When Nike announced an endorsement deal with Colin Kaepernick in 2018, the company was unique among major consumer brands in its desire to not only stand behind but elevate the racial justice message of an NFL star who had been blackballed by the league’s owners for caring about something other than just playing. In recent weeks, however, it is rarer to find a consumer brand that hasn’t issued a statement affirming its support of Black Lives Matter than one that has. (It is notable that AMC Theatres does not appear to be one of these companies; its biggest statement to date is a June 7th tweet promoting hasthagsocialjustice films you could watch.)
And while there is easy cynicism surrounding most corporate pronouncements of solidarity, I think these cynics assume the we still live in a world in which companies stand for nothing but money because only money is worth standing for. The cynics believe consumers don’t care about what they buy. But so much of what seems like the “American Dream” these days is the abundance of our choices as consumers.
And too many have seen their families and neighbors left behind in corporate America’s world of power and men and money to believe companies aren’t standing against them by “keeping politics out of it.” Saying nothing is now louder than saying something. And that politics has become an integral part of consumption should surprise no one when the President’s entire public image before taking office was to be an avatar for conspicuous consumption. In many ways, the only thing we all share in this country is the ability to use credit to purchase more stuff than we an really afford.
Back in 2016, Taylor Swift famously said: “I would very much like to be excluded from this narrative, one that I have never asked to be a part of, since 2009.”
I think about Swift’s statement all the time.
It offers such a succinct summation of the apolitical stance that so many people and institutions of privilege were taught to take.

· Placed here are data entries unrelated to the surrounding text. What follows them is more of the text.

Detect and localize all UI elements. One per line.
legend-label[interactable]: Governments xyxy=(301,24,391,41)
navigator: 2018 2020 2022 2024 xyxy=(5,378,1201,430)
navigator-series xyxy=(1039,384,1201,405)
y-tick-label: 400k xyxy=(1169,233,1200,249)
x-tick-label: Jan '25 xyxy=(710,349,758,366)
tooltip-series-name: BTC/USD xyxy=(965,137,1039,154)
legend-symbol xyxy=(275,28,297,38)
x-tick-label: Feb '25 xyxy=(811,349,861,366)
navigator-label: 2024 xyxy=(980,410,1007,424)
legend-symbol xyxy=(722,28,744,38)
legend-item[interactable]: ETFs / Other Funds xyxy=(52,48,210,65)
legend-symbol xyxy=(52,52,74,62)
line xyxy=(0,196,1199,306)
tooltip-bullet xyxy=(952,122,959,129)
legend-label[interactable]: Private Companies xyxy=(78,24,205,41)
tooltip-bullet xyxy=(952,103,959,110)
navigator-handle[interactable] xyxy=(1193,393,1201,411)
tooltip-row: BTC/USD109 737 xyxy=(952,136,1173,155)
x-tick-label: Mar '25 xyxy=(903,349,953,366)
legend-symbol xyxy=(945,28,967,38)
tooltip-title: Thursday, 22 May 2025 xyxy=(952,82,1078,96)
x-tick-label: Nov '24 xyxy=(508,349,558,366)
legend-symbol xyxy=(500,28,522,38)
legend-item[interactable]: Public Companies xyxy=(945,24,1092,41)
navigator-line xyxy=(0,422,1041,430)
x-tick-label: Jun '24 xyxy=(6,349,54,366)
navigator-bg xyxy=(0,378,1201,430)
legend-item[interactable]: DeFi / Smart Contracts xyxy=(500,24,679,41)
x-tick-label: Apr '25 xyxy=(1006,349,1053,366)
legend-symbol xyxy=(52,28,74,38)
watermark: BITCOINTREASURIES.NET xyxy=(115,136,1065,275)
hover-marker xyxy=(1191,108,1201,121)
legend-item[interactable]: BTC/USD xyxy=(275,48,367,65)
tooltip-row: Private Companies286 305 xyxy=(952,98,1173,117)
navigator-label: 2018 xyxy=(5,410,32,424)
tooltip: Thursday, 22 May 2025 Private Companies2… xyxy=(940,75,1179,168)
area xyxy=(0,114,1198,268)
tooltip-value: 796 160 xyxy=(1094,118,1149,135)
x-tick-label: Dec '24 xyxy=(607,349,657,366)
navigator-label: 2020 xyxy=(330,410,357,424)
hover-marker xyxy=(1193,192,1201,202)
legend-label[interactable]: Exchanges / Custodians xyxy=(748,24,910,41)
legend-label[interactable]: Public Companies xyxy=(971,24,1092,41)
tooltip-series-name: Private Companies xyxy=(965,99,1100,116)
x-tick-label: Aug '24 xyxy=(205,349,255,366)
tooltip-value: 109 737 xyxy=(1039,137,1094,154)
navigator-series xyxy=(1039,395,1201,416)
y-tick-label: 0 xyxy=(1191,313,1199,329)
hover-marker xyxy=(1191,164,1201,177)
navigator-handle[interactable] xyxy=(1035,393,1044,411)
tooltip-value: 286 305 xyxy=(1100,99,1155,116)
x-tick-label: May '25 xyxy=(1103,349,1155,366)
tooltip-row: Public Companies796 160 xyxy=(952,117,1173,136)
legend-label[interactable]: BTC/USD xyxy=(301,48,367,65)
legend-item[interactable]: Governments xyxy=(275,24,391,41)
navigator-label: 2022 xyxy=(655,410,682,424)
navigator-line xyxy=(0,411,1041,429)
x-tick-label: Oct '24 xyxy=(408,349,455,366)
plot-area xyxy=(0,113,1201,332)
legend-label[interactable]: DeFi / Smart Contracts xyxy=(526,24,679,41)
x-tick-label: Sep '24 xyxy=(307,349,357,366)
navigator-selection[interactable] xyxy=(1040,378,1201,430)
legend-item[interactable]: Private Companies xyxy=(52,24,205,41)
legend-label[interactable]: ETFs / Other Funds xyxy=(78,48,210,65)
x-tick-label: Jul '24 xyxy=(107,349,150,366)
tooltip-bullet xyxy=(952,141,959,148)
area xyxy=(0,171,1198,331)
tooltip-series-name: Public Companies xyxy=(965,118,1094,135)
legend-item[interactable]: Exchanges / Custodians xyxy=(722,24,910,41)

If the politics make you uncomfortable, just declare yourself apolitical. Problem solved.
But we do not live in an apolitical world. Having “no political views” is the most popular brand of politics for those made uncomfortable by what has broken their way, by what they’ve never had to confront, by the profits they’ve earned off the suffering of others. And yet this “no view” political position is a highly political stance.
And so while corporate America has worked very hard to establish a politics-free universe in which it can sell goods and services to the masses without taking a stand on anything other than lower corporate taxes, reality has increasingly encroached on this island.
The politics of no politics begin falling apart when, as Byrne Hobart noted this week, the null hypothesis is misidentified. When “being apolitical” is on the wrong side of where things are headed, your previously under-the-radar preferences are exposed.
And you just might wade into a political controversy if its the only thing you didn’t want.